On the storage front, Lenovo paired a Samsung 128GB mSATA solid state drive with a Seagate Barracuda 1TB hard drive (7200 RPM, 64MB cache) for fast loads and sufficient space to hold a decent amount of data. None of this is cause for your jaw to fall to the floor, though higher end configurations are available, including a decked out system that costs $3,999.
One of the more interesting aspects of the Erazer X700 is an "Overclocking" button on the front panel that sits directly above the "Engine Start" button.
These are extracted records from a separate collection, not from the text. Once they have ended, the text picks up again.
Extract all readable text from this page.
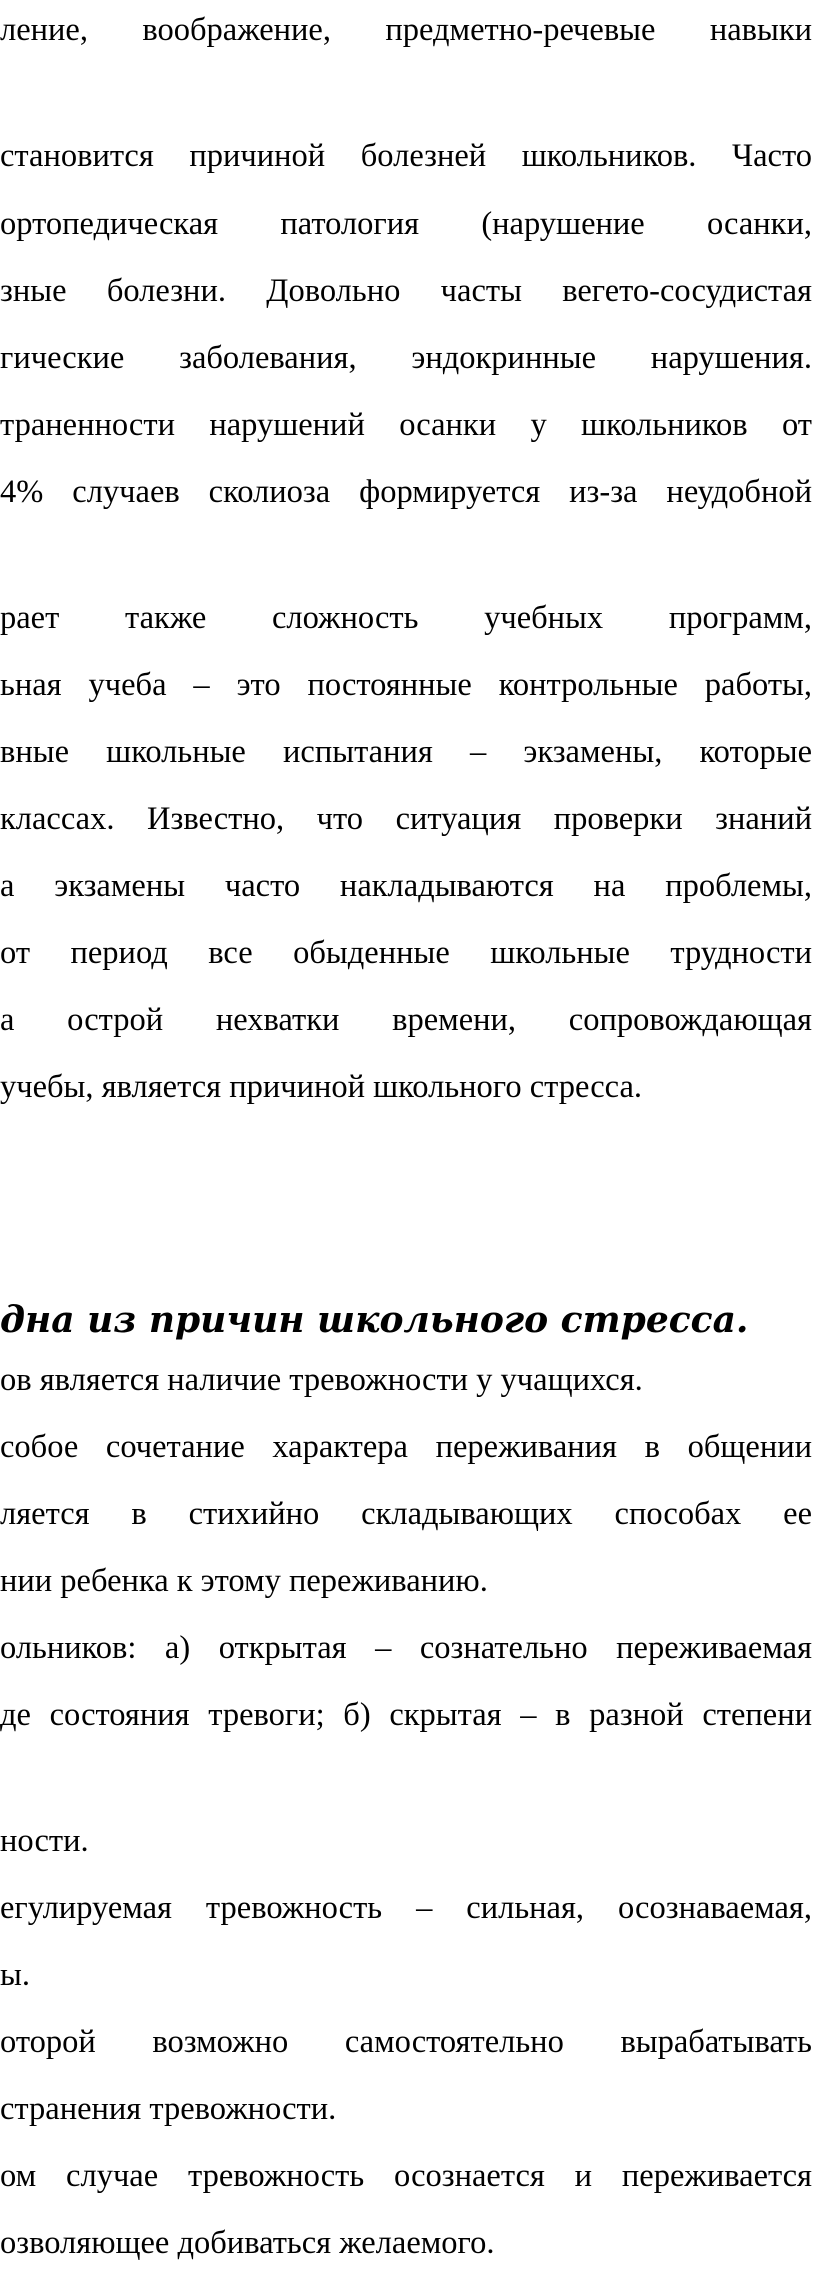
ление, воображение, предметно-речевые навыки

становится причиной болезней школьников. Часто

ортопедическая патология (нарушение осанки,

зные болезни. Довольно часты вегето-сосудистая

гические заболевания, эндокринные нарушения.

траненности нарушений осанки у школьников от

4% случаев сколиоза формируется из-за неудобной

рает также сложность учебных программ,

ьная учеба – это постоянные контрольные работы,

вные школьные испытания – экзамены, которые

классах. Известно, что ситуация проверки знаний

а экзамены часто накладываются на проблемы,

от период все обыденные школьные трудности

а острой нехватки времени, сопровождающая

учебы, является причиной школьного стресса.

дна из причин школьного стресса.

ов является наличие тревожности у учащихся.

собое сочетание характера переживания в общении

ляется в стихийно складывающих способах ее

нии ребенка к этому переживанию.

ольников: а) открытая – сознательно переживаемая

де состояния тревоги; б) скрытая – в разной степени

ности.

егулируемая тревожность – сильная, осознаваемая,

ы.

оторой возможно самостоятельно вырабатывать

странения тревожности.

ом случае тревожность осознается и переживается

озволяющее добиваться желаемого.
When pressed, the Overclock button glows red and stays that way until you turn it off, though the system isn't necessarily overclocked at that point.
Lenovo includes a software utility that allows you to coax more performance out of the CPU without having to shuffle through the BIOS. You can only engage the software when the Overclocking button is pressed, at which point you can then adjust the CPU multiplier and other settings. Following a reboot, your settings will go into effect, assuming the system can handle the new parameters. If not, the motherboard catches fire, your system is ruined, and your wife runs off with the kids and dog leaving you to wonder how you could have been so careless (just kidding - it just reverts back to default settings).